ガットハロのブログ’混石’ -86ページ目

Was It All Worth It

 「人間が人間であるために必要な部品と同様に、自分が自分であるために必要なものも少なくない」というような台詞があったのは攻殻機動隊というアニメ映画だったと思うが、ここで私を構成するダメ要素の一つに「これまで夢中になった漫画の内容を無駄な詳細さで暗記している」が挙げられる。


 ブラックジャックでデベソの達ちゃんが掘り出すのはゴルゴサウルスの化石で、ドラゴンボールの単行本11巻タイトルは「天下一のスーパーバトル!」で、AKIRA4巻の最後のコマは金田君が膝立ち気味に瓦礫の上で「止んだかな」とつぶやくシーンなのである。確か。


 ものすごくどうでもいい例ばかりなので検証などしないでいただきたいし誰もそんなことしないだろうと思うが、上にあげた漫画3作を私はもう5年以上読んでいないことだけは申し添える。ダカラナンダッテイウノサ。


 そう、だから何だ、という知識や記憶が頭の中に多すぎる。これは何もアレな私の漫画話に限らず同意してもらえるのではないか。

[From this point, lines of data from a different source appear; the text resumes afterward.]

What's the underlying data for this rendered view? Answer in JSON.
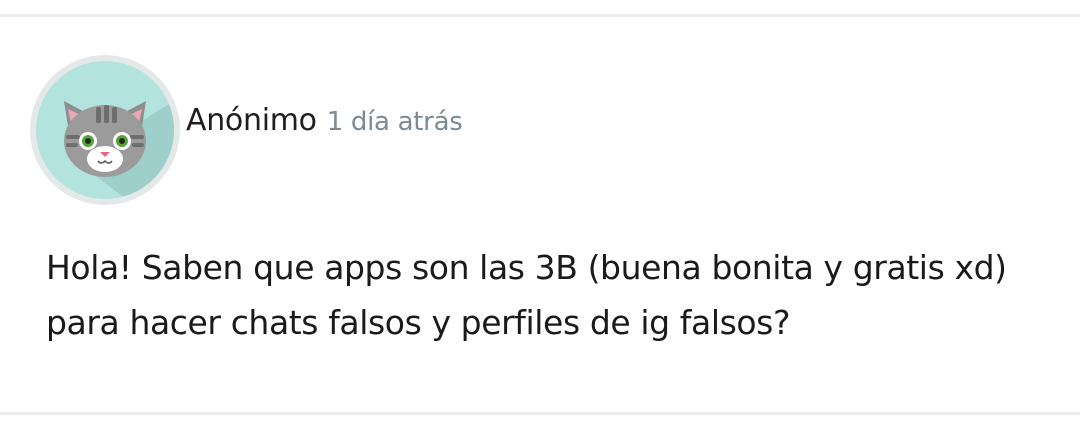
{
  "post": {
    "author": "Anónimo",
    "timestamp": "1 día atrás",
    "avatar_icon": "cat-avatar-icon",
    "body_lines": [
      "Hola! Saben que apps son las 3B (buena bonita y gratis xd)",
      "para hacer chats falsos y perfiles de ig falsos?"
    ]
  },
  "colors": {
    "avatar_background": "#b2e3df",
    "avatar_ring": "#e5e8e9",
    "timestamp_text": "#7c8a95",
    "divider": "#ececec"
  }
}
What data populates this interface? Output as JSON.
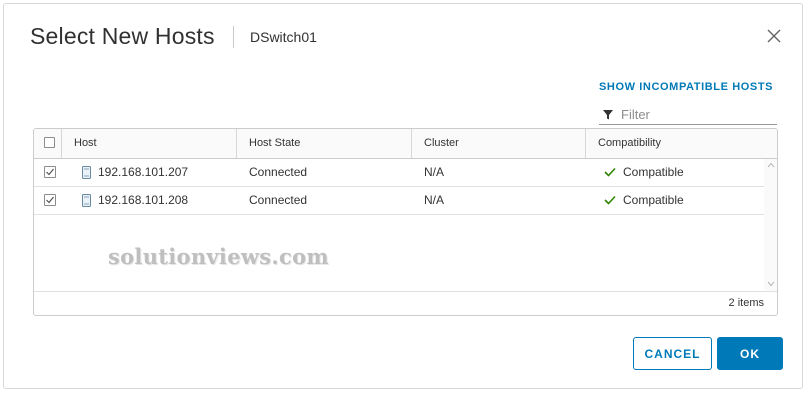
{
  "dialog": {
    "title": "Select New Hosts",
    "subtitle": "DSwitch01",
    "close_icon": "close-icon"
  },
  "toolbar": {
    "show_incompatible_label": "SHOW INCOMPATIBLE HOSTS",
    "filter_placeholder": "Filter",
    "filter_value": "",
    "filter_icon": "funnel-icon"
  },
  "grid": {
    "columns": [
      "Host",
      "Host State",
      "Cluster",
      "Compatibility"
    ],
    "select_all_checked": false,
    "rows": [
      {
        "checked": true,
        "host": "192.168.101.207",
        "host_icon": "host-icon",
        "state": "Connected",
        "cluster": "N/A",
        "compatibility": "Compatible",
        "compatibility_icon": "checkmark-icon"
      },
      {
        "checked": true,
        "host": "192.168.101.208",
        "host_icon": "host-icon",
        "state": "Connected",
        "cluster": "N/A",
        "compatibility": "Compatible",
        "compatibility_icon": "checkmark-icon"
      }
    ],
    "footer_count": "2 items"
  },
  "watermark": "solutionviews.com",
  "buttons": {
    "cancel_label": "CANCEL",
    "ok_label": "OK"
  },
  "colors": {
    "accent": "#0079b8",
    "success": "#2f8400",
    "border": "#cccccc"
  }
}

 残念ながら私の話ではないが10年以上前に初めて付き合った女の子の家の電話番号を覚えているとか、これは私の話だが小学校の焼却炉になぜか「ヒヨコもえろ」という落書きがあったのを知っているとか、脳のメモリー機能から永久に削除したところでこれからの人生に何の影響もないと思われるあれやこれやの知識、記憶は全部まとめれば六法全書くらい軽く暗記できる分量になるのではなかろうか。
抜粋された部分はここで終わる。